Somewhere in foggy Northern California, an intentional community tries to live off the land and keep an unsteady world at bay. But when one of their own dies unexpectedly, ideals are tested and faith in their independence is rocked. The Burning Cauldron of Fiery Fire is a tender, funny, probing story about a death, a pageant, a rescue, a resurrection, pigs, and the act of saying grace. The kids may not be all right.

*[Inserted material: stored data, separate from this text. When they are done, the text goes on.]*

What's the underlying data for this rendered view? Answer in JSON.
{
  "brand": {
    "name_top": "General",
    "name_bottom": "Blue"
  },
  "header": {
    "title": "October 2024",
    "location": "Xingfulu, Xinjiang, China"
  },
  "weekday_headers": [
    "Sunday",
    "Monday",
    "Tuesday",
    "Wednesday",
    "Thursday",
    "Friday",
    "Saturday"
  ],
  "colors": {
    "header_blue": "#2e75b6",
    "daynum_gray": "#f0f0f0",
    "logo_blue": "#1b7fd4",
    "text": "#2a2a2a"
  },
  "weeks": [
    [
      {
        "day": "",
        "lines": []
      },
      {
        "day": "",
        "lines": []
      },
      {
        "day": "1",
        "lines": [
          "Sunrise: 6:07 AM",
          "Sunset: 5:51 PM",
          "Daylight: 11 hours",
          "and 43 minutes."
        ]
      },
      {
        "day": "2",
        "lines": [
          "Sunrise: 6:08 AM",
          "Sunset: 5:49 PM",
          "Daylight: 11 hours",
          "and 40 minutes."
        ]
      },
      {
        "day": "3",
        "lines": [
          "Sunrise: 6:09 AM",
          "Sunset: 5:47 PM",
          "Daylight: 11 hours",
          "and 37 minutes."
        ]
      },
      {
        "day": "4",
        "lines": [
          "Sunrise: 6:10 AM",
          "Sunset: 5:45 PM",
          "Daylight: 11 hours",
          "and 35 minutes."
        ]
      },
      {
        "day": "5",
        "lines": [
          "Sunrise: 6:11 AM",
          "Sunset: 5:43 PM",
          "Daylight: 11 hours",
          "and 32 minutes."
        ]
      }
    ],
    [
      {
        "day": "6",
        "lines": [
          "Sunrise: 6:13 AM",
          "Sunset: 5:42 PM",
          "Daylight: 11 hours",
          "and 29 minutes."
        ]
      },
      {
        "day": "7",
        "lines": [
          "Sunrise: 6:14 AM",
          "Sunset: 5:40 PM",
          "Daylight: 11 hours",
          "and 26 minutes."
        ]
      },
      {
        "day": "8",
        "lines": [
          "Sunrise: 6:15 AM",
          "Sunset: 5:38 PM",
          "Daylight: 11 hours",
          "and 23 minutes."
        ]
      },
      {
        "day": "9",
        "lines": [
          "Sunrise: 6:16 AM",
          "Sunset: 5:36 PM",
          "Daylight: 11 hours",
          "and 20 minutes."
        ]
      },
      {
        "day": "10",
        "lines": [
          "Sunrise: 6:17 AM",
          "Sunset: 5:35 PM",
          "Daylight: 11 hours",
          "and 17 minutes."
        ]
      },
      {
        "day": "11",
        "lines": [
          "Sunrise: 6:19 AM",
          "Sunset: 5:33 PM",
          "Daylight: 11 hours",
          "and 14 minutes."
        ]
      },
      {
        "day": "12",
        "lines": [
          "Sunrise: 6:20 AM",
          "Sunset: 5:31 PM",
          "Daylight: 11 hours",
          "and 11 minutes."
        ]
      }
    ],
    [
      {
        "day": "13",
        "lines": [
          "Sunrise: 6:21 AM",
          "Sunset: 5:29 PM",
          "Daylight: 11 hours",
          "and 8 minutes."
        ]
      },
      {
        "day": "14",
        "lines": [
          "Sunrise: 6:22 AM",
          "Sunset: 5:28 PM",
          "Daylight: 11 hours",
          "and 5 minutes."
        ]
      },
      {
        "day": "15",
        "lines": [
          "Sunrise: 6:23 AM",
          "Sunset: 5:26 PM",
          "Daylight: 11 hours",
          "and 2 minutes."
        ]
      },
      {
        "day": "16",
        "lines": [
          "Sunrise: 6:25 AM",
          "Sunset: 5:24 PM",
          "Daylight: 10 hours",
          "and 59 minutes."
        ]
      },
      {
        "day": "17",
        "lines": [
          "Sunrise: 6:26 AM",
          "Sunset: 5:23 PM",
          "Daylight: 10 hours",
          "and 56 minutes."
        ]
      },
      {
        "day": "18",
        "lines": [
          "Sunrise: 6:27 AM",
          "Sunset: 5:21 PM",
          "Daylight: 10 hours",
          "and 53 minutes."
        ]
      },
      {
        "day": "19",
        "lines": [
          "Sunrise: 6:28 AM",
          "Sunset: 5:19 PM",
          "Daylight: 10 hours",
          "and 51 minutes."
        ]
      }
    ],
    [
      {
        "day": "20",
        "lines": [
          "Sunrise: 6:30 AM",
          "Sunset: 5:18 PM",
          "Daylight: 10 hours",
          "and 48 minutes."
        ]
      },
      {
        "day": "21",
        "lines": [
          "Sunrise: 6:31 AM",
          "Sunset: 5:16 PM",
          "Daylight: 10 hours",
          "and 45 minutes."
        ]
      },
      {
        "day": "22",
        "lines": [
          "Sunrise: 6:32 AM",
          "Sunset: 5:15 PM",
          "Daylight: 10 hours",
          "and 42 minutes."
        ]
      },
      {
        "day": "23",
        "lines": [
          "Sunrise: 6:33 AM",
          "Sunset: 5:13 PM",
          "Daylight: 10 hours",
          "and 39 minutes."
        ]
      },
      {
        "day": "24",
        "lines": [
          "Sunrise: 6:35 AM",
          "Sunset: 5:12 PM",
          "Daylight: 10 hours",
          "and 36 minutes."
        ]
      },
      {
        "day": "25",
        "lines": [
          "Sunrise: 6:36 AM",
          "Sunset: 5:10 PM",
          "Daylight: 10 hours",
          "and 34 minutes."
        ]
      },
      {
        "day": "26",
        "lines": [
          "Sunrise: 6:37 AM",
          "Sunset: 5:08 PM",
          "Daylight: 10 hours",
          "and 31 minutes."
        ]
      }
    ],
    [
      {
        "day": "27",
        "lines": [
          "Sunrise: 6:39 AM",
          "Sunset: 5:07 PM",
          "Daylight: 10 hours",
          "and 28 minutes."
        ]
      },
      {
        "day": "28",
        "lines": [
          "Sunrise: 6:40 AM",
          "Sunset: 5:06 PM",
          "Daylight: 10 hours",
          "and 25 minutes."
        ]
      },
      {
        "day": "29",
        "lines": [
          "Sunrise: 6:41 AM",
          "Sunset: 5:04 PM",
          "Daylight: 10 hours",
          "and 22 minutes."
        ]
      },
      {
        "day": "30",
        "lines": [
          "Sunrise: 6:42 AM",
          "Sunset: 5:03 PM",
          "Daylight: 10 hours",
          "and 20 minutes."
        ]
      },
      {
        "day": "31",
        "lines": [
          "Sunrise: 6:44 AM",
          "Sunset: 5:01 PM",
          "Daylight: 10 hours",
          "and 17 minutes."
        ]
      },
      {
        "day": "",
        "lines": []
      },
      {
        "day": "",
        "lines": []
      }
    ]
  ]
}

Directed by Steve Cosson, Washburn’s compatriot on her thrillingly mind-bending “Mr. Burns, a Post-Electric Play,” which ran Off Broadway in 2013, this is a quieter wow of a show. Onstage in its world premiere at the Vineyard Theater, in a co-production with the Civilians, featuring a cast of eight, it takes its time at unspooling the narrative — frustratingly at first, then tantalizingly, and building to a final third in which whimsy, horror and splendor exist side by side.
Still, Washburn’s play is a puzzle box that expands at the speed of your own engagement. In thinking about Ghazal, I realized that one of the newborn piglets, too, eats a poem of Peter’s that the children place in the pen. What does it mean? Is there a definitive answer to be had about this or any other character, or is our own mining of our minds the point of the journey? The Burning Cauldron of Fiery Fire is a slow burn, the kind of work that sticks to you and makes you jump in the middle of the night after you leave the theatre. Its more confusing moments uncoil and reveal themselves to you, if only you give it the time it deserves.